Aren't you looking for purpose even when it is likely not to be there? And then using mere function to claim purpose?

I *do* look for purpose. But I don't expect to find it everywhere. I expect to find it where there are living things using materials to construct new items. That pretty much limits 'purpose' to Earth as far as we know.
 

Heyo

Veteran Member
The hard part hovers above the process, because it asks why we feel the process.
Facts don't care about your feelings.
1. Feelings are subjective, science is objective.
2. Science explains the "how". The moment you ask "why" you are performing religion or philosophy.
 

ratiocinator

Lightly seared on the reality grill.
If I am blindly accepting conclusions handed to me by others, who are these others???
If you say religion, have I not said that I have found no religion that really understands God at all?
I don't know but the idea that things are designed and that there is a god are very common ideas in religion. If you've just made it up yourself and still can't present it logically, then that's even worse.
 

Polymath257

Think & Care
Staff member
Premium Member
In order to find proof, you must take the journey. You must seek.
I do seek. I don't assume.
Study and see how all these complex things come together. How many complex things do you really think randomly come together?
Who said anything about randomly? They came about through the very precise laws of physics. i don't know why so many people assume that the opposite of 'random' is 'intended'.
The Goal is not Life!! Look again. Put more of those pieces together.
Hmm. But wasn't it you that said the purpose of the sun is to provide energy for life?

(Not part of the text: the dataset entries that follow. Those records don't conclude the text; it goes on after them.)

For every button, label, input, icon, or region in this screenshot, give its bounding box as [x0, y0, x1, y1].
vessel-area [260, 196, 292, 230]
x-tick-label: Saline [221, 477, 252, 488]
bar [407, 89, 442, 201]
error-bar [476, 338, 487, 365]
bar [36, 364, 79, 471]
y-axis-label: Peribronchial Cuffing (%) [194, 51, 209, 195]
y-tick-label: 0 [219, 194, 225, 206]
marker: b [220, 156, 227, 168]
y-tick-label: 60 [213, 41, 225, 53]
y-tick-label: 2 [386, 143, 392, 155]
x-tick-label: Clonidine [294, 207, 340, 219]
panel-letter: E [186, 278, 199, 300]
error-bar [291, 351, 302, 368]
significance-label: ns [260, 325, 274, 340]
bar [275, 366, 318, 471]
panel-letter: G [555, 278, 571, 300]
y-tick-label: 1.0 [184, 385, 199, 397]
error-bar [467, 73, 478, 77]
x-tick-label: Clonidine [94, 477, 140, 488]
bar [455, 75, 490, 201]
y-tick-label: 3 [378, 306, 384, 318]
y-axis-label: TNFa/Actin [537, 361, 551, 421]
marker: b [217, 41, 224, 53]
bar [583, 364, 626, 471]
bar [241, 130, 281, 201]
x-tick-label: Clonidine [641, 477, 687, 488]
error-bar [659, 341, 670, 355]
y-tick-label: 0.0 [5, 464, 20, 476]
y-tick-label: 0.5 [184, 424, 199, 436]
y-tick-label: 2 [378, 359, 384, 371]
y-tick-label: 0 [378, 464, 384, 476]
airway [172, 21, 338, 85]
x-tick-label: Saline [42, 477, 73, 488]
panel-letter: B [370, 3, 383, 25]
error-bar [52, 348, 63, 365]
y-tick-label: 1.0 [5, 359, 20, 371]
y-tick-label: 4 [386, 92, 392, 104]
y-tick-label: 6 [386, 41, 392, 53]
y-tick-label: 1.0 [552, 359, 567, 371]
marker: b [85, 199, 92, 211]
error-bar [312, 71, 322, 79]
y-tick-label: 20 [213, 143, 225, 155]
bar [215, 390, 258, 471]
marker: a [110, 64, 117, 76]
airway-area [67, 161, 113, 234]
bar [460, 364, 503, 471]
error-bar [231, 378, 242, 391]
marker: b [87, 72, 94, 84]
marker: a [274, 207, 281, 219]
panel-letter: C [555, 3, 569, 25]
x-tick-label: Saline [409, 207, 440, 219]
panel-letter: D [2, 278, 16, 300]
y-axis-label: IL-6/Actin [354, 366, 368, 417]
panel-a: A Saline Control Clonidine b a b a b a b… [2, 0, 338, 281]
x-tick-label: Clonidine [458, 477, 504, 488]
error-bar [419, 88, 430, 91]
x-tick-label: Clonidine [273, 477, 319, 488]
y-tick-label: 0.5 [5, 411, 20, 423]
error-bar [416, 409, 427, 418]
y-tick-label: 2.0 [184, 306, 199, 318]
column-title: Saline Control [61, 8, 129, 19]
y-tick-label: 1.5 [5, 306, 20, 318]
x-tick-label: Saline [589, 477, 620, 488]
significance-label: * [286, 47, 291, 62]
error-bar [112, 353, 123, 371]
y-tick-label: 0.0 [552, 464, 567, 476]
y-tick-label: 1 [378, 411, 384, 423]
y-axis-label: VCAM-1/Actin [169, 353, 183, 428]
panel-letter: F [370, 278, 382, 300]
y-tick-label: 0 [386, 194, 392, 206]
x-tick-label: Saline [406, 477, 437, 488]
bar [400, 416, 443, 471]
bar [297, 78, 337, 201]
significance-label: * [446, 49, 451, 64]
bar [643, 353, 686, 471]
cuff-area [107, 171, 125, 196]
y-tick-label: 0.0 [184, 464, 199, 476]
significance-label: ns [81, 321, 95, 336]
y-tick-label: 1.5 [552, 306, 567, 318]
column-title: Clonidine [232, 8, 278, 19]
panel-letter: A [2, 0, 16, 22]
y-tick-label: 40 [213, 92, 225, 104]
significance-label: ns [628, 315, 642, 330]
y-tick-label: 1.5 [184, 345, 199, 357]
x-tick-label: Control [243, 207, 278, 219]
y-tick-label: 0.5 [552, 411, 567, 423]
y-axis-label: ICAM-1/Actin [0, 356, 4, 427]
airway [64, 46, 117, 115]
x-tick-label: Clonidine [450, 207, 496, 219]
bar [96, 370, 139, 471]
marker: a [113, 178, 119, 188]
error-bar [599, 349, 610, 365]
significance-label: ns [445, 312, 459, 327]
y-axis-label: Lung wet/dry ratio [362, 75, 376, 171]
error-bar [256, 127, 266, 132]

Once again, you assume there is a purpose without first showing that there is. This is not, in my opinion, the path of reason.
There are many variables to consider. Sure, there are many different kinds of suns.
And many stars almost identical to the sun with no planets. Not all stars have planets.
Just like the bird flying, it's pointing to something.
that is an assumption, isn't it? Can you support it?
One must also consider that God placed great distances from living planets for very good reason.
No, I do not have to consider that if I don't think there is a God at all. Do you have a demonstration of that?
Simply answers leave the total picture lacking since so much knowledge is missing.
Simple answers like assuming there is always a purpose? I would agree.
Aren't you just using function as an excuse not to look for purpose? Widen your view. Functions serve purpose.
Some times they do. other times they do not. I don't assume that simply because there is a function, that some intellect was involved (so no purpose is assumed).

I would say that you need to widen your views. Allow for the possibility that your assumptions might be wrong.
The energy from the sun hitting the Earth alone is enough energy to supply mankind's total energy needs to date. Mankind does have the technology to accomplish this. On the other hand, multi-angular,not doing this creates learning and advancement in other areas.Variables!!! More is going on than you realize.
And you do realize it, right? You have yet to say anything that I didn't realize was going on, yet I come to a different conclusion than you.
That's what I see. It's very clear!!